In 1884, Shook supported the presidential campaign of James G. Blaine, but was unable to attend the nominating convention due to illness. While Blaine was successful in securing the Republican nomination, he lost the general election.

In his later years, he served a long tenure as the representative to the state Republican Party's executive committee for the fifteenth assembly district. He was well-trusted source of advice by those working for the party.

==Personal life==
In approximately 1866, Shook married Laura Adelize Mowbray, who he had met while she was working as the superintendent of the St. Nicholas Hotel. They had two children together. Around 1879, they began experiencing trouble in their marriage and ultimately divorced. After Shook and his wife divorced, she remarried to Shook's business partner A. M. Palmer.

Shook maintained a part-time residence at the Morton House hotel which he was the co-proprietor of.

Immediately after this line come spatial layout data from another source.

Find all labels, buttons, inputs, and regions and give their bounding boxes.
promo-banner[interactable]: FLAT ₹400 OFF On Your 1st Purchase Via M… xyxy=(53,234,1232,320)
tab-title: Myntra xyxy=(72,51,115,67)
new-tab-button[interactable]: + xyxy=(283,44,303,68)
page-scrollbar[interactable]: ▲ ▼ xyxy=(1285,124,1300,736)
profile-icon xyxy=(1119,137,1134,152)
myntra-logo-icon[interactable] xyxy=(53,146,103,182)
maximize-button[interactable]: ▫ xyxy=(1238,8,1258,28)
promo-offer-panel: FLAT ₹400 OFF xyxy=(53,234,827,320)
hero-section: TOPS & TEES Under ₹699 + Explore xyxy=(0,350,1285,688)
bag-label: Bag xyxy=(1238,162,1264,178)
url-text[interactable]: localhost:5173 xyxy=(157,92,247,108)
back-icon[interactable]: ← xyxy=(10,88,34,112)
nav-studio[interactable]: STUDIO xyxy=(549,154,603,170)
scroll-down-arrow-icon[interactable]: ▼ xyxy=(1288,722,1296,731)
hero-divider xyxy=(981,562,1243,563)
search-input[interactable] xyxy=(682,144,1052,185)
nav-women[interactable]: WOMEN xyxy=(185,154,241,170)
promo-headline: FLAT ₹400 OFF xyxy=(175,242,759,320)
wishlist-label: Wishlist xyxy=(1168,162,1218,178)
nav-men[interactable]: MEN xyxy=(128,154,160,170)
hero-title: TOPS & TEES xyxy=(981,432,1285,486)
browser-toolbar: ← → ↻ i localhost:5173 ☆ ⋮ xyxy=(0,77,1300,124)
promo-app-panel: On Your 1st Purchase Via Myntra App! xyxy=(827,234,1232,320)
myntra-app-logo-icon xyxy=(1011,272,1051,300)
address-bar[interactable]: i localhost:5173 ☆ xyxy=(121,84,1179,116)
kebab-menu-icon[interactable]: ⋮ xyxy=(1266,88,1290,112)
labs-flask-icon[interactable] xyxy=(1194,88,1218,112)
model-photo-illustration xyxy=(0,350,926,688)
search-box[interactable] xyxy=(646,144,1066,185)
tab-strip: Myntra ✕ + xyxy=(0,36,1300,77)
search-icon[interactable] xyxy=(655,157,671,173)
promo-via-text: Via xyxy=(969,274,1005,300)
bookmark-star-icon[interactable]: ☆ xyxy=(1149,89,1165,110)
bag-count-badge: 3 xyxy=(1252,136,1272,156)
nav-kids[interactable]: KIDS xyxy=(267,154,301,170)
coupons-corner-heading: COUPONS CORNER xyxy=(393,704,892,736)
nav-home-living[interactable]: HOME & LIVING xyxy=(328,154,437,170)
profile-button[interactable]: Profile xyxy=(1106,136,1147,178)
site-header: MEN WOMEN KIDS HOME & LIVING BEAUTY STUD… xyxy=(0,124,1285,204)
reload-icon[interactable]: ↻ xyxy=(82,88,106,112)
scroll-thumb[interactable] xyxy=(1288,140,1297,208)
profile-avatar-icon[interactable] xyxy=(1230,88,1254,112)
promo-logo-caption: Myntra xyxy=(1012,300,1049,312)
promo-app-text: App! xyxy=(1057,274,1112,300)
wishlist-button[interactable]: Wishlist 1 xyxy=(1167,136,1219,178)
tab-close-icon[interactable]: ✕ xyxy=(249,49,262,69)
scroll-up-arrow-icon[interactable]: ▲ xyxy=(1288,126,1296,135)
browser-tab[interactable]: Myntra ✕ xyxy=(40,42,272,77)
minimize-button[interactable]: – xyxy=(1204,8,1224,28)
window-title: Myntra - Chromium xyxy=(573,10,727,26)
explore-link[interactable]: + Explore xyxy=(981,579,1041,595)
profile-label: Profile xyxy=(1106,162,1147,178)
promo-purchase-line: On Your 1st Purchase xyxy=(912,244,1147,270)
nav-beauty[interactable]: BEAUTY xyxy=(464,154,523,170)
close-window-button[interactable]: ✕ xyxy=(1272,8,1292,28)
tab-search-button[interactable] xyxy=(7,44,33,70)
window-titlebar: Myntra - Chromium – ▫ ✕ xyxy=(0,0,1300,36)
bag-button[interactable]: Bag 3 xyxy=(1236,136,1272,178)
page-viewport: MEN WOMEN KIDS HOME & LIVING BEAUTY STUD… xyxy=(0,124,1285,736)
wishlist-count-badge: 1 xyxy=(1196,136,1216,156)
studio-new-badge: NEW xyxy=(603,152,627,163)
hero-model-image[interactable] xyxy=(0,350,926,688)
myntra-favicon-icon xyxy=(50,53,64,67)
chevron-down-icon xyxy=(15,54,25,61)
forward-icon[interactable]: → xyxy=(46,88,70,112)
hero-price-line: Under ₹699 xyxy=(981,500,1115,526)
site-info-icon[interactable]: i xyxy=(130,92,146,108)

He frequently socialized in the hotel's bar. He also was a part-time resident of a farm he owned near Kinderhook, New York.

Around 1887, Shook married his second wife.

After his death, the Philadelphia Times recounted that he had been a heavy drinker of alcoholic drinks (preferring gin) and also a frequent gambler.

Shook died at a personal residence of his in Red Hook, New York on April 27, 1899 at approximately 77 years of age. He had been suffering serious illness for the two months preceding his death, and his death had been expected as a result.